Le gouvernement exercé par le « père », le « savant » ou le « leader charismatique », repose sur un certain pessimisme puisque les gouvernés sont considérés comme incapables, incompétents, égoïstes, trop « petits », l’état de droit est résolument optimiste, fondé sur l’idée d’égalité entre les hommes⁠[3]. Ce gouvernement fondé sur la raison exige qu’on s’efforce de rendre raisonnables, capables de raisonner, le plus grand nombre d’hommes. Nous avons vu précédemment ce lien nécessaire entre la démocratie et l’éducation.
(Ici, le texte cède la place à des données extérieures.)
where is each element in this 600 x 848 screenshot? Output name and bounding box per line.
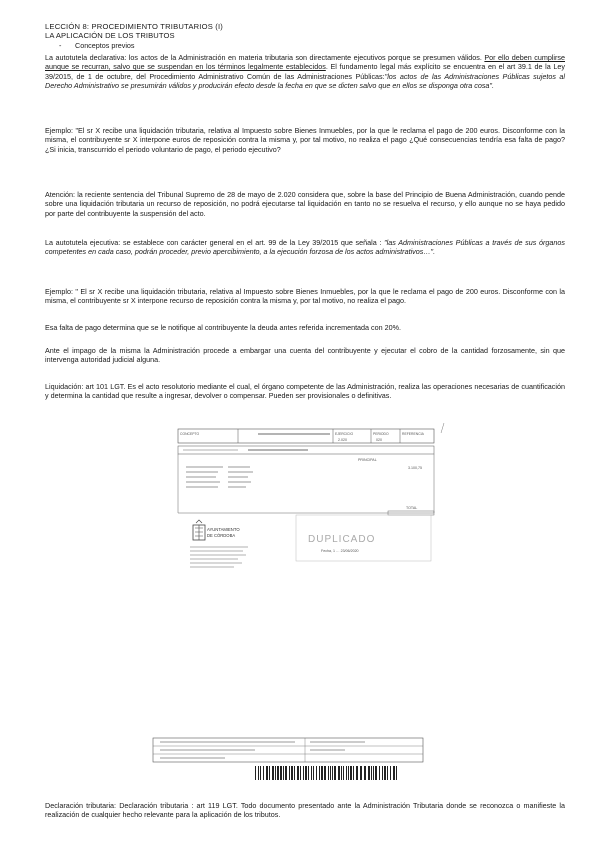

1. DELSOL Ch., op. cit., p. 47.
2. Id., p. 48.
3. Nous savons que tous les hommes sont investis d’une même dignité, tous créés à l’image et à la ressemblance d’un Dieu qui les a rejoints dans leur histoire pour qu’à leur tour, comme dit audacieusement saint Augustin, ils deviennent Dieu. Toutefois, l’idée d’égalité n’est pas tout à fait étrangère à l’intelligence païenne. Ainsi, Aristote se basant simplement sur l’expérience, écrit: « Assurément si certains individus différaient des autres dans la même mesure que nous supposons les dieux et les héros différer ders hommes (en possédant une grande supériorité tout d’abord d’ordre physique, et ensuite d’ordre intellectuel), de telle sorte que la supériorité des gouvernants fut incontestable pour leurs sujets, il serait évidemment préférable que ce fussent les mêmes individus qui remplissent de façon permanente, les uns le rôle de gouvernants et les autres celui de gouvernés, et cela une fois pour toutes. Mais comme cette inégalité naturelle n’est pas facile à rencontrer (…), on voit clairement que, pour de multiples raisons, tous les citoyens doivent nécessairement avoir pareillement accès à tour de rôle aux fonctions de gouvernants et à celles de gouvernés. L’égalité demande, en effet, qu’on traite de la même manière des personnes semblables » (Politique, VII, 14, 1332 b, 15 et s.)